Marta Torbidoni

Sopran
Marta Torbidoni begann ihre Gesangsausbildung schon in jungen Jahren bei Doriana Giuliodoro. 2008 schloss sie ihr Gesangsstudium am Konservatorium G. B. Pergolesi in Fermo mit Auszeichnung ab, 2013 ihr Studium der Musikwissenschaften mit Bestnote. Meisterkurse belegte sie bei Renata Scotto, Sylvia Sass, Giorgio Merighi, Giovanna Casolla, Valeria Esposito, Paolo Barbacini, Fabio Armiliato, Micaela Carosi und Mirella Freni.

In den vergangenen Spielzeiten debütierte Marta Torbidoni in wichtigen Fachpartien, darunter Violetta Valéry („La traviata“), in der Titelpartie von „Anna Bolena“, Gilda („Rigoletto“), Lauretta („Gianni Schicchi“) sowie Elvira („I Puritani“). Dabei arbeitete sie mit Dirigent*innen wie Jader Bignamini, Francesco Ivan Ciampa, Fabrizio Maria Carminati, Renato Palumbo, John Neschling und Fabio Biondi.
Marta Torbidoni ist Preisträgerin bedeutender Gesangswettbewerbe wie dem 68. Europäischen Wettbewerb für junge Opernsänger in Spoleto (2014), zudem erhielt sie den Cesare Valletti-Preis und den 1. Preis der Puccini-Akademie in Torre del Lago. Als Finalistin des Voci Verdiane-Wettbewerbs war sie 2016 als Amalia („I Masnadieri“) im Rahmen des Verdi Festivals in Busseto zu erleben. 2017 wurde sie als beste Sopranistin mit dem Franco Enriquez-Preis ausgezeichnet.

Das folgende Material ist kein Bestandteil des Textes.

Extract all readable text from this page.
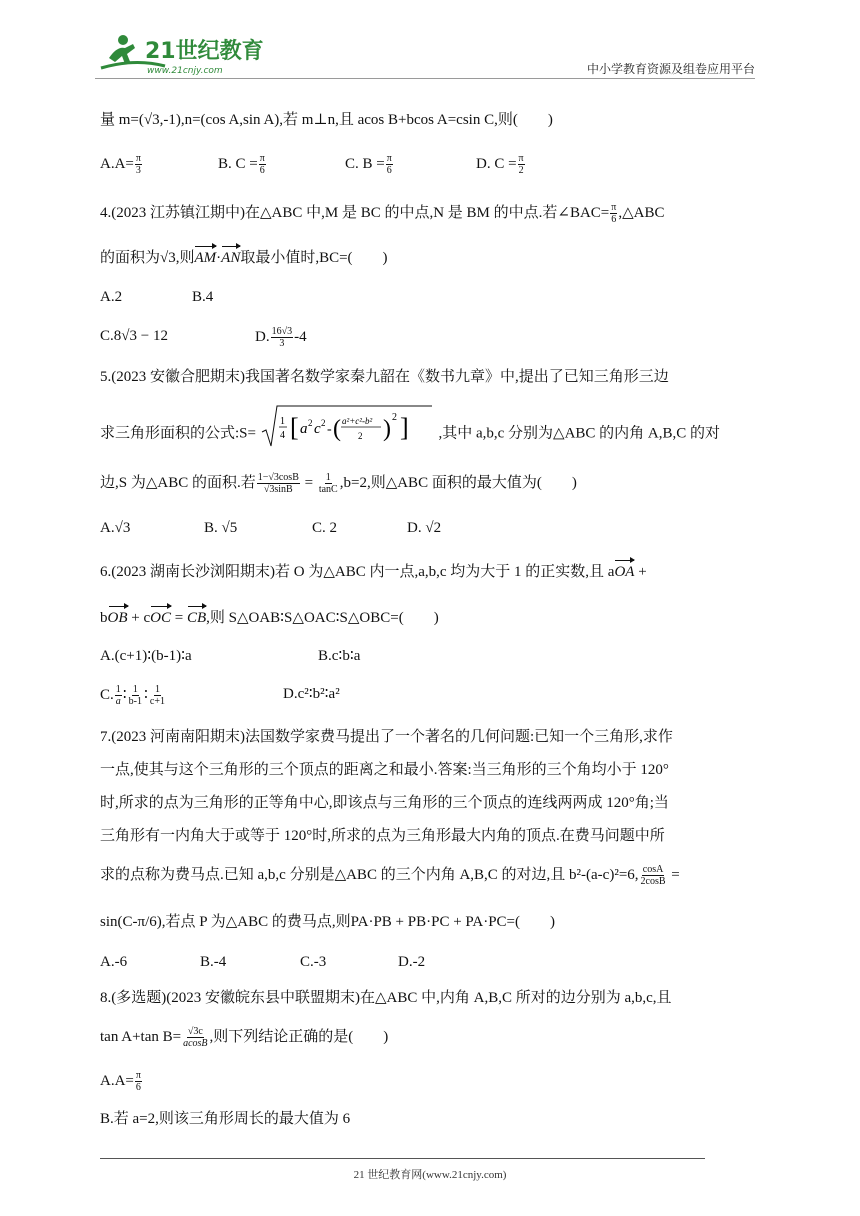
21世纪教育
www.21cnjy.com	中小学教育资源及组卷应用平台
量 m=(√3,-1),n=(cos A,sin A),若 m⊥n,且 acos B+bcos A=csin C,则(　　)
$A.A= \frac{\pi}{3}$	B. $C = \frac{\pi}{6}$	C. $B = \frac{\pi}{6}$	D. $C = \frac{\pi}{2}$
4.(2023 江苏镇江期中)在△ABC 中,M 是 BC 的中点,N 是 BM 的中点.若∠BAC= $\frac{\pi}{6}$ ,△ABC
的面积为√3,则AM·AN取最小值时,BC=(　　)
A.2	B.4
C.8√3 − 12	D. $\frac{16√3}{3} -4$
5.(2023 安徽合肥期末)我国著名数学家秦九韶在《数书九章》中,提出了已知三角形三边
求三角形面积的公式:S=
1
4 [ a 2 c 2 - ( a²+c²-b²
2 ) 2 ] ,其中 a,b,c 分别为△ABC 的内角 A,B,C 的对
边,S 为△ABC 的面积.若 $\frac{1-√3\cos B}{√3\sin B} = \frac{1}{\tan C} ,b=2$,则△ABC 面积的最大值为(　　)
A.√3	B. √5	C. 2	D. √2
6.(2023 湖南长沙浏阳期末)若 O 为△ABC 内一点,a,b,c 均为大于 1 的正实数,且 aOA +
bOB + cOC = CB,则 S△OAB∶S△OAC∶S△OBC=(　　)
A.(c+1)∶(b-1)∶a	B.c∶b∶a
C. $\frac{1}{a}$ ∶ $\frac{1}{b-1}$ ∶ $\frac{1}{c+1}$	D.c²∶b²∶a²
7.(2023 河南南阳期末)法国数学家费马提出了一个著名的几何问题:已知一个三角形,求作
一点,使其与这个三角形的三个顶点的距离之和最小.答案:当三角形的三个角均小于 120°
时,所求的点为三角形的正等角中心,即该点与三角形的三个顶点的连线两两成 120°角;当
三角形有一内角大于或等于 120°时,所求的点为三角形最大内角的顶点.在费马问题中所
求的点称为费马点.已知 a,b,c 分别是△ABC 的三个内角 A,B,C 的对边,且 b²-(a-c)²=6, $\frac{\cos A}{2\cos B}$ =
sin(C-π/6),若点 P 为△ABC 的费马点,则PA·PB + PB·PC + PA·PC=(　　)
A.-6	B.-4	C.-3	D.-2
8.(多选题)(2023 安徽皖东县中联盟期末)在△ABC 中,内角 A,B,C 所对的边分别为 a,b,c,且
tan A+tan $B= \frac{√3c}{acosB}$ ,则下列结论正确的是(　　)
$A.A= \frac{\pi}{6}$
B.若 a=2,则该三角形周长的最大值为 6
21 世纪教育网(www.21cnjy.com)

Auftritte führten sie an zahlreiche bedeutende Opern- und Konzerthäusern, darunter die Oper in Rom, das Teatro Regio in Parma, Teatro Comunale in Bologna, Teatro Donizetti in Bergamo, Teatro Bellini in Catania, Teatro delle Muse in Ancona, das Festival Sferisterio in Macerata, das Municipal Theater in São Paolo (Brasilien), das Teatro dell‘Aquila in Fermo, die Opera de Tenerife, das Teatro Principal in Menorca, der Gasteig in München, das Palau della Musica in Valencia, das Auditorium Enrico Caruso in Torre del Lago, das Teatro Flavio Vespasiano in Rieti sowie das Teatro Lauro Rossi in Macerata.

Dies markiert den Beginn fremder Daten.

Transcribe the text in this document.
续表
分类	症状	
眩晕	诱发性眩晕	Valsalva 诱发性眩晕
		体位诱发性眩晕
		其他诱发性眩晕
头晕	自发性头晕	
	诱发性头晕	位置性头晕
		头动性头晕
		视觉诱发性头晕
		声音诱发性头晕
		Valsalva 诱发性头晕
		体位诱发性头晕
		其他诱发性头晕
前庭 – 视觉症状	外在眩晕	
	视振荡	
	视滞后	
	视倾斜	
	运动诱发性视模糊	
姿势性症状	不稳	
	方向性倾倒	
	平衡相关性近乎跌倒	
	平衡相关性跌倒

2015 übernahm sie anstelle von Mariella Devia die Titelrolle in „Anna Bolena“ am Auditorio de Tenerife. Weitere Engagements umfassten ein Konzert mit Leo Nucci, eine Konzerttournee des Verdi-Festivals (Parma) über Basel, München, Stockholm und London, die Rolle der Leonora („Il Trovatore“) am Nationaltheater von Maribor (Slowenien) sowie in Ascoli, Fano, Fermo, Jesi, Chieti und kürzlich in einer Neuproduktion am Teatro Comunale in Bologna unter der musikalischen Leitung von Pinchas Steinberg (Regie: Bob Wilson). Weiters sang sie Violetta Valéry („La traviata“) am Teatro Comunale in Bologna und dem Teatro Carlo Felice in Genua, Amalia („I masnadieri“) im Palacio Euskalduna in Bilbao (Musikalische Leitung: Miguel Angel Martinez, Regie: Leo Muscato), an der Oper in Rom sowie am Teatro Regio in Parma. Hier trat sie zudem als Elisabetta („Roberto Devereux“) sowie in einem Galakonzert auf. Zu erleben war sie außerdem als Elisabetta („Elisabetta al castello di Kenilworth“), Mimì („La Bohème“) in Civitanova Marche, Micaëla („Carmen“) am Teatro Regio in Turin, Nedda („Pagliacci“) in Sassari, Liù („Turandot“) am Teatro Regio in Parma, Imogene („Il Pirata“) in Palermo, Creusa („Medea in Corinto“) in Bergamo und Abigaille („Nabucco“) am Staatstheater Mainz, dessen Ensemble sie angehört. Auch gab Marta Torbidoni zahlreiche Konzerte beim Donizetti Festival in Bergamo sowie in New York und sang in Cagliari Rossinis „Stabat Mater“. Ihr jüngstes Engagement führte sie als Leonora („Il Trovatore“) an die New Israeli Opera in Tel Aviv.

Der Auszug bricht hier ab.